Meta, Snap Enjoy Wall Street Surge as TikTok Ban Looms
Snapchat parent Snap Inc. and Meta, which owns Instagram and Facebook, saw their recent Wall Street hot streak continue Monday, as tech companies including Google-owned YouTube stand to benefit the most from TikTok’s looming ban set for Jan. 19.
By midday Monday, Snap’s stock was up 3.4% to $12.38 per share. Those gains added to Snap’s recent run, with the company, led by CEO Evan Spiegel, seeing its stock price jump 15% in the past week.
Snap’s stock was given a “buy” rating by Guggenheim analyst Michael Morris on Friday, with Morris projecting Snapchat added 8 million daily users between October and December. Those user gains would push Snapchat to 451 million daily users by the end of Q4. Snap is expected to share its Q4 report in early February.

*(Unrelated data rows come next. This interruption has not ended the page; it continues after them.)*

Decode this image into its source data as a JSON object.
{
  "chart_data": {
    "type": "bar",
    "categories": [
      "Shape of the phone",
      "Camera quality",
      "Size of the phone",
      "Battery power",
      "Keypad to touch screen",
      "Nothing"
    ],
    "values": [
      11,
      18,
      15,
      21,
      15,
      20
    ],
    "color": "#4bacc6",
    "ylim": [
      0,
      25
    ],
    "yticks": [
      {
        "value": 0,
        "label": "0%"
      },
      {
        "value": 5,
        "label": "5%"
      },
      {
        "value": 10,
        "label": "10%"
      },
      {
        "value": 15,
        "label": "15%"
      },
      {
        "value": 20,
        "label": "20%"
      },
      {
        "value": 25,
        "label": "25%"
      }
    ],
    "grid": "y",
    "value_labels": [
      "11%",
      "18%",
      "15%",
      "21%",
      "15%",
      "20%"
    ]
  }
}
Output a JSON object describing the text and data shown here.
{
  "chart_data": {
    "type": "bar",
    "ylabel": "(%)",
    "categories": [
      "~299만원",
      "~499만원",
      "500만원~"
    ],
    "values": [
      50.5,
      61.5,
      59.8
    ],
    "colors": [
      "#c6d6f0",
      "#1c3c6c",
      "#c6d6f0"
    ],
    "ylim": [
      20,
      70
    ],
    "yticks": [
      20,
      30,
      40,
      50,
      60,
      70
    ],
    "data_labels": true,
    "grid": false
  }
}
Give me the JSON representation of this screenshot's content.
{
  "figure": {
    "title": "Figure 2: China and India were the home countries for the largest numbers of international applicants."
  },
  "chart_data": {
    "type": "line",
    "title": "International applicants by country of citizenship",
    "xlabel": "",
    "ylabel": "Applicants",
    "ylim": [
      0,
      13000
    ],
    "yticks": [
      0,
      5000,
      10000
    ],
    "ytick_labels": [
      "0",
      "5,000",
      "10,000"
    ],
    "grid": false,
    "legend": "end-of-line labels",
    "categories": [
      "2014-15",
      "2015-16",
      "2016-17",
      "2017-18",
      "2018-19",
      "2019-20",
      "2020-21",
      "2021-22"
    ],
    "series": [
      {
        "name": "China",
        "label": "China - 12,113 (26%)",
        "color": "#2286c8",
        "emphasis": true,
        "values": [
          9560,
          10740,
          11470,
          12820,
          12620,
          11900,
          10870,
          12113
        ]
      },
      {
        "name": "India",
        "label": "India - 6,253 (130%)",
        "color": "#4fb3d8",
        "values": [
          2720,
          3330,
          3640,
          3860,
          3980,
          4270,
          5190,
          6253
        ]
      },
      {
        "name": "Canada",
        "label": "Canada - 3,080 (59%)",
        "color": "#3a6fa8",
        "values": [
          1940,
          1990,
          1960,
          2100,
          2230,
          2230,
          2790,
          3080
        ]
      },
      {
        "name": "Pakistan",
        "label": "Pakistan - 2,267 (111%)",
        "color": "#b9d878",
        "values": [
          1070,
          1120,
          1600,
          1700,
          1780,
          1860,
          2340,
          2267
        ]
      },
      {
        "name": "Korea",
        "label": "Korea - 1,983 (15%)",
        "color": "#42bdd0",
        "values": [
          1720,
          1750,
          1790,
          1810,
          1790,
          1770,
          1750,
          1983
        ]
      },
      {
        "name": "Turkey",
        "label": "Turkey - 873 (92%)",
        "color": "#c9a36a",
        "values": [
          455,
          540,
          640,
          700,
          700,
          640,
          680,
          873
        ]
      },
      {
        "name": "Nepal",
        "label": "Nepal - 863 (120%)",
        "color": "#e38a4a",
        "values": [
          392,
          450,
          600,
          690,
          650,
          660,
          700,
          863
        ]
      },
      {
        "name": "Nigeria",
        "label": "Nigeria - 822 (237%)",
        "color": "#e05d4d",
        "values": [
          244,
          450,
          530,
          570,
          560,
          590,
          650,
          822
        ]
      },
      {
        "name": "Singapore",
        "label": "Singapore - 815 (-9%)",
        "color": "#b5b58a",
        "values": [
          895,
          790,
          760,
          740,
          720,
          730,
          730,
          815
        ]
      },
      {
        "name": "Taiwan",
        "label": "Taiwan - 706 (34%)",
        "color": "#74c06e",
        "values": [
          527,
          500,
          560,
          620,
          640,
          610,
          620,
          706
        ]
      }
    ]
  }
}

Meta, meanwhile, has enjoyed more modest gains — its stock price is up 2.7% on Monday, hitting $619.31 per share, and has increased 5.2% in the past week. And Alphabet, the parent company of Google and YouTube, has made similar gains. Alphabet’s stock is up 3% on Monday to $198.93 per share, and its share price is up about 4.5% in the past week.
The recent gains for those tech giants indicates investors could be looking to put their money into platforms that would benefit from TikTok being booted from the U.S. The popular app, owned by Beijing-based Bytedance, is set to be banned from the States on Jan. 19 — one day before president-elect Donald Trump takes office.
The TikTok ban was initially floated during Trump’s first administration, before ultimately being passed by Congress and signed into law by President Joe Biden in April. The chief concern U.S. lawmakers have with TikTok is that it doubles as a spyware app for the Chinese government; TikTok, according to Chinese law, is required to share user data with China’s communist government, if it is asked to do so.
Trump has since changed his tune on supporting a TikTok ban, saying last year that he’d like to “save” the app. And last month, Trump reiterated he would like to keep TikTok in the U.S. He said he’d “take a look” at saving TikTok, noting he had a “warm spot” in his heart for it because it helped get young people to vote for him.
TikTok has been scrambling to find a legal remedy to keep its app in the U.S. as its ban date approaches. In mid-December, The U.S. Supreme Court said it would listen to arguments from TikTok on why it should block the law behind the ban. That crucial hearing is set for Friday.